Anonymous Anonymous said...

I'm sure you've figured this out already, since you're a smart guy, but the way I check my IOB on the ParaPump is to go through the Bolus Wiz with zero carbs (and without entering in a BS, unless I've just tested) and see what it has on the screen for "active insulin". It does take a few button-pushes, but at least it's something.

10:43 PM  
Anonymous Anonymous said...

Hi Wil,

I sleep through my alarms constantly, usually only waking when the thing starts to vibrate. I have started sleeping with it clipped to the neckline of my shirt, and this seems to help wake me up about 10 minutes in. Once (with a high alarm) It took 3 hours to wake me because it was buried under the covers.
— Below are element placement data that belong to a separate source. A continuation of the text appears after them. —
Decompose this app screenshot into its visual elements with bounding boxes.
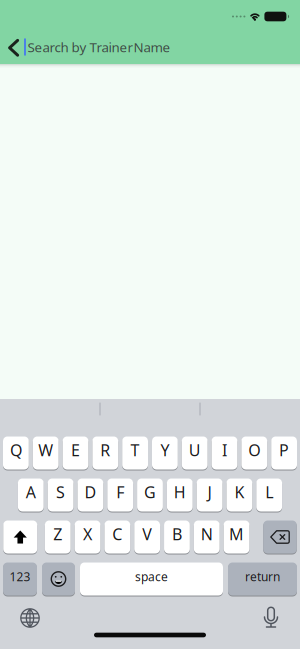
staticText: H — [174, 481, 186, 503]
button[interactable]: G — [137, 478, 163, 512]
button[interactable]: O — [241, 436, 267, 470]
staticText: S — [56, 481, 65, 503]
staticText: N — [201, 523, 213, 545]
staticText: T — [131, 439, 140, 461]
staticText: I — [222, 439, 227, 461]
button[interactable]: H — [167, 478, 193, 512]
button[interactable]: A — [18, 478, 44, 512]
button[interactable]: Search by TrainerName — [24, 35, 170, 59]
button[interactable]: F — [107, 478, 133, 512]
staticText: J — [208, 481, 212, 503]
button[interactable]: Y — [152, 436, 178, 470]
button[interactable]: U — [182, 436, 208, 470]
button[interactable]: K — [226, 478, 252, 512]
staticText: X — [83, 523, 92, 545]
button[interactable]: D — [78, 478, 103, 512]
staticText: G — [144, 481, 156, 503]
button[interactable]: N — [194, 520, 220, 554]
staticText: B — [172, 523, 182, 545]
staticText: L — [265, 481, 273, 503]
button[interactable]: Back — [4, 36, 24, 60]
button[interactable]: V — [134, 520, 160, 554]
button[interactable]: Z — [45, 520, 71, 554]
staticText: F — [116, 481, 124, 503]
button[interactable]: W — [33, 436, 59, 470]
button[interactable]: 123 — [3, 562, 37, 596]
button[interactable]: I — [212, 436, 237, 470]
button[interactable]: Next keyboard — [15, 603, 45, 633]
staticText: E — [71, 439, 80, 461]
staticText: Search by TrainerName — [28, 38, 170, 56]
staticText: A — [26, 481, 36, 503]
button[interactable]: C — [104, 520, 130, 554]
button[interactable]: Delete — [263, 520, 297, 554]
button[interactable]: return — [228, 562, 297, 596]
button[interactable]: P — [271, 436, 297, 470]
button[interactable]: J — [197, 478, 222, 512]
staticText: return — [245, 568, 280, 584]
button[interactable]: R — [92, 436, 118, 470]
button[interactable]: Q — [3, 436, 29, 470]
staticText: P — [279, 439, 289, 461]
staticText: C — [112, 523, 122, 545]
button[interactable]: Emoji — [42, 562, 75, 596]
button[interactable]: space — [80, 562, 223, 596]
staticText: D — [84, 481, 96, 503]
staticText: 123 — [10, 568, 30, 584]
button[interactable]: M — [224, 520, 250, 554]
button[interactable]: E — [63, 436, 88, 470]
button[interactable]: Shift — [3, 520, 37, 554]
staticText: U — [189, 439, 201, 461]
staticText: V — [142, 523, 152, 545]
staticText: M — [229, 523, 244, 545]
staticText: K — [234, 481, 244, 503]
button[interactable]: B — [164, 520, 190, 554]
staticText: O — [248, 439, 260, 461]
staticText: Q — [10, 439, 22, 461]
staticText: W — [38, 439, 53, 461]
staticText: space — [135, 568, 168, 584]
staticText: Z — [53, 523, 62, 545]
staticText: R — [100, 439, 110, 461]
staticText: Y — [160, 439, 169, 461]
button[interactable]: T — [122, 436, 148, 470]
button[interactable]: Dictate — [256, 602, 286, 632]
button[interactable]: L — [256, 478, 282, 512]
button[interactable]: S — [48, 478, 74, 512]
button[interactable]: X — [75, 520, 100, 554]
I set my low alarm higher at night (98) so that I will have the extra time if I need it. It is really not loud enough, as I have not heard it while driving in the car with the radio on or sitting at the movies.
But I do love it, it is keeping me sane for the moment. I have not used the Cozmo so I can't compare, but room for improvement is there.
I have only been using it for about one month and I feel so much safer.
One other note, a few times when I had it on my upper stomach, it would show I was dropping like a rock when I laid on it or had my arms crossed. I thought that was weird, but as soon as I moved it came back in range pretty quick. It also seems to have a small tolerance for range. My 'buddies' like to be very close to each other.
I'll keep checking in, thanks for updating.

6:39 AM  
Blogger Scott K. Johnson said...

Great post Wil!

9:06 AM  
Anonymous Anonymous said...

Hi Wil,

I often sleep through the alarms as well. Sometines though, they wake up my wife and see wakes me up.

The low blood sugar alarm is configurable (from 5 mintues to 1 hour by 5 minute interevals).

I like your discussion about where your wife is; I have similar problem except in reverse. In addition to the two of us, there is also our almost-two year old in the bed (and we are occasionally joined by an 11 year-old).